Shell Foundation partner Kofa’s multi-purpose battery network has recently featured in articles in both CleanTechnica and Medium demonstrating how urban transporters and micro-entrepreneurs across Africa can lower costs and increase productivity through access to  clean energy tech.

Based in Ghana – with funding from SF and UK Aid from the UK government under its Transforming Energy Access platform – Kofa is initially concentrating on clean energy powered electric motorcycles and stationary backup power needs.  The CleanTechnica article highlights the motorcycle sector as a $30 billion annual market across Sub-Saharan Africa; over half of this spending is on petrol for motorcycles, and the rest used for petrol and diesel to run generators.

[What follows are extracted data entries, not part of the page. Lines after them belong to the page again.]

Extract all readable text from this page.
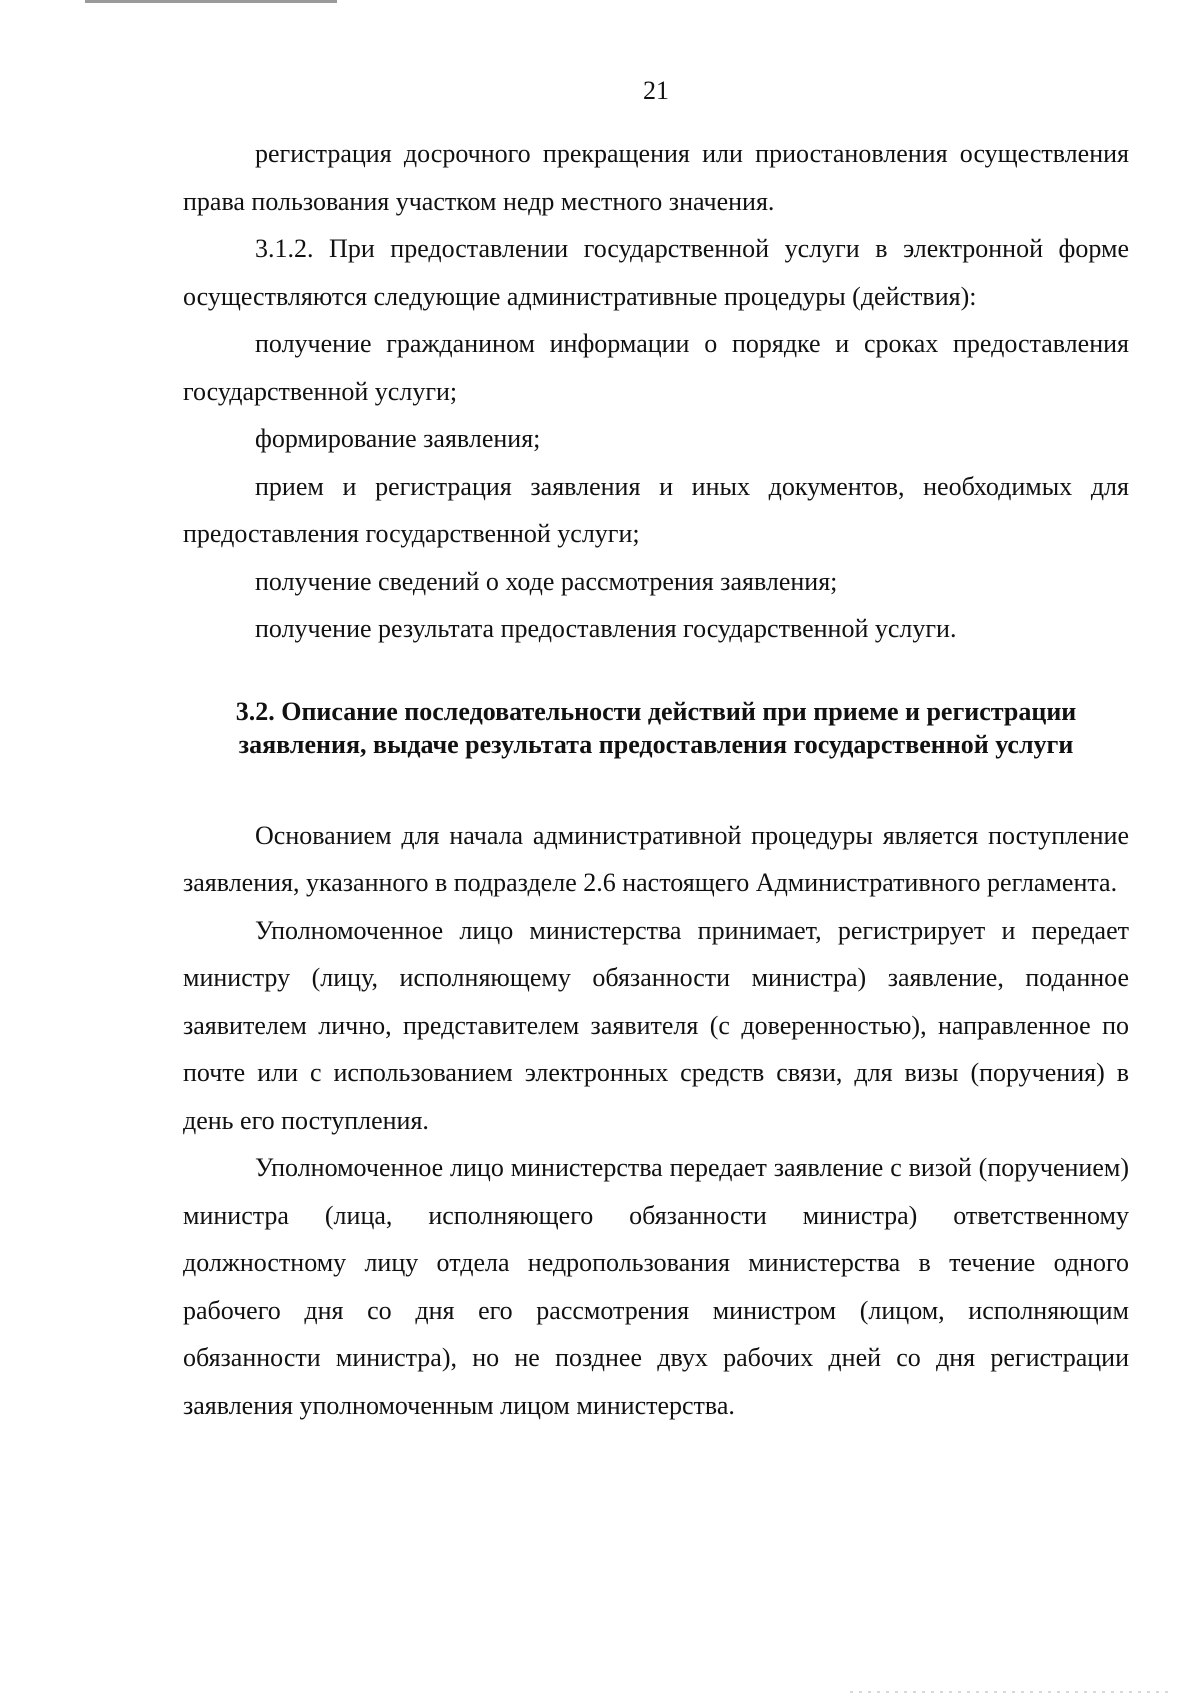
21

регистрация досрочного прекращения или приостановления осуществления права пользования участком недр местного значения.

3.1.2. При предоставлении государственной услуги в электронной форме осуществляются следующие административные процедуры (действия):

получение гражданином информации о порядке и сроках предоставления государственной услуги;

формирование заявления;

прием и регистрация заявления и иных документов, необходимых для предоставления государственной услуги;

получение сведений о ходе рассмотрения заявления;

получение результата предоставления государственной услуги.

3.2. Описание последовательности действий при приеме и регистрации
заявления, выдаче результата предоставления государственной услуги

Основанием для начала административной процедуры является поступление заявления, указанного в подразделе 2.6 настоящего Административного регламента.

Уполномоченное лицо министерства принимает, регистрирует и передает министру (лицу, исполняющему обязанности министра) заявление, поданное заявителем лично, представителем заявителя (с доверенностью), направленное по почте или с использованием электронных средств связи, для визы (поручения) в день его поступления.

Уполномоченное лицо министерства передает заявление с визой (поручением) министра (лица, исполняющего обязанности министра) ответственному должностному лицу отдела недропользования министерства в течение одного рабочего дня со дня его рассмотрения министром (лицом, исполняющим обязанности министра), но не позднее двух рабочих дней со дня регистрации заявления уполномоченным лицом министерства.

Read the CleanTechnica article

Kofa is building a technology platform to manage a swappable battery network. The battery packs produced by Kofa are extremely portable which makes them ideal for swapping and the Kofa motorcycles can carry two batteries at a time.

The Medium article focuses on how Kofa is helping SMEs access reliable power for productive use during blackouts.  For shops and commercial business owners in Sub-Saharan Africa, productivity is a key concern when power outages occur, especially for businesses that sell food and/or drinks or medicines. Kofa has piloted a novel approach for backup and remote power by using lithium ion multi-use batteries for such cases. A multi-use battery empowers users to decide how, where and when to use them and can be used to power an EV one moment and then re-tasked as a backup “generator” for a business the next.

Kofa’s goal is to reach 10 million customers across Africa actively using its battery network, equivalent to offsetting 10 million tonnes of CO2 per year by displacing petrol.